Tindakan tersebut diberlakukan di bawah undang-undang Magnitsky yang disahkan oleh tiga negara yang memungkinkan pemerintah untuk menjatuhkan sanksi atas pelanggaran hak asasi manusia (HAM). Itu adalah sanksi pertama terhadap pejabat Tiongkok oleh UE dan Inggris dalam 30 tahun.
(Undang-undang Magnitsky mengacu pada UU yang mengatur sanksi pemerintah terhadap orang asing yang telah melakukan pelanggaran HAM atau terlibat dalam korupsi yang signifikan. ... Sejak itu, sejumlah negara telah mengeluarkan UU serupa termasuk Rusia, Kanada, dan Inggris.)
Sanksi tersebut, yang melibatkan larangan perjalanan dan pembekuan aset, dilimpahkan kepada Biro Keamanan Umum Korps Produksi dan Konstruksi Xinjiang, Zhu Hailun, Wang Junzehng, Wang Minghsan dan Chen Minggu.
"AS memuji tindakan sanksi HAM UE yang lebih luas hari ini," kata Menlu AS Anthony Blinken.
"Kami menyambut baik UE menggunakan alat yang ampuh ini untuk mempromosikan akuntabilitas atas pelanggaran HAM dalam skala global."

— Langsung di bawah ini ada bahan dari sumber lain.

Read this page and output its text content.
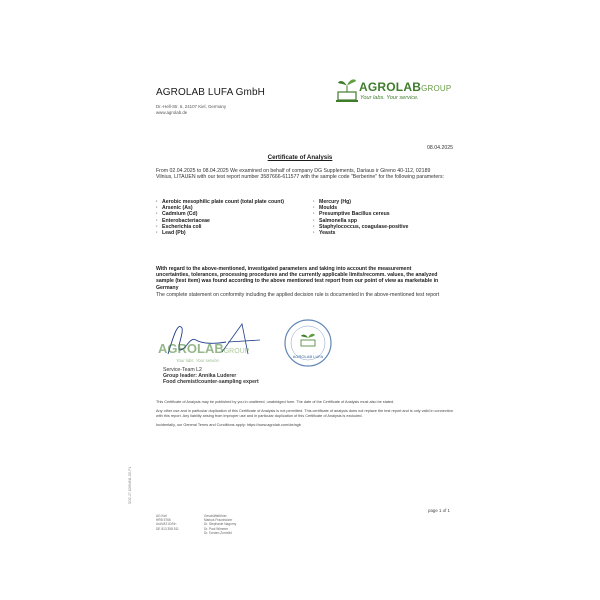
AGROLAB LUFA GmbH
Dr.-Hell-Str. 6, 24107 Kiel, Germany
www.agrolab.de
AGROLABGROUP
Your labs. Your service.
08.04.2025
Certificate of Analysis
From 02.04.2025 to 08.04.2025 We examined on behalf of company DG Supplements, Dariaus ir Gireno 40-112, 02189 Vilnius, LITAUEN with our test report number 3587666-611577 with the sample code "Berberine" for the following parameters:
· Aerobic mesophilic plate count (total plate count)
· Arsenic (As)
· Cadmium (Cd)
· Enterobacteriaceae
· Escherichia coli
· Lead (Pb)
· Mercury (Hg)
· Moulds
· Presumptive Bacillus cereus
· Salmonella spp
· Staphylococcus, coagulase-positive
· Yeasts
With regard to the above-mentioned, investigated parameters and taking into account the measurement uncertainties, tolerances, processing procedures and the currently applicable limits/recomm. values, the analyzed sample (test item) was found according to the above mentioned test report from our point of view as marketable in Germany
The complete statement on conformity including the applied decision rule is documented in the above-mentioned test report
AGROLABGROUP
Your labs. Your service.
AGROLAB LUFA
Service-Team L2
Group leader: Annika Luderer
Food chemist/counter-sampling expert

This Certificate of Analysis may be published by you in unaltered, unabridged form. The date of the Certificate of Analysis must also be stated.

Any other use and in particular duplication of this Certificate of Analysis is not permitted. This certificate of analysis does not replace the test report and is only valid in connection with this report. Any liability arising from improper use and in particular duplication of this Certificate of Analysis is excluded.

Incidentally, our General Terms and Conditions apply: https://www.agrolab.com/de/agb

page 1 of 1
DOC-27-10884811-DE-P1
AG Kiel
HRB 5766
Ust/VAT-ID/Nr:
DE 813 358 511
Geschäftsführer
Markus Fraunholzer
Dr. Stephanie Nagorny
Dr. Paul Wimmer
Dr. Torsten Zurmühl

Ini adalah upaya sanksi terkoordinasi pertama terhadap pejabat Tiongkok, menggunakan mekanisme Magnitsky, sejak pemilihan Presiden AS Joe Biden.
Respon Tiongkok
Dan meskipun sanksi Inggris disambut baik, pemerintah dituduh mengumumkan tindakan dalam upaya untuk "membeli" anggota parlemen menjelang pemungutan suara penting tentang amandemen genosida yang akan memungkinkan pengadilan Inggris untuk menyatakan bahwa genosida sedang terjadi di Xinjiang.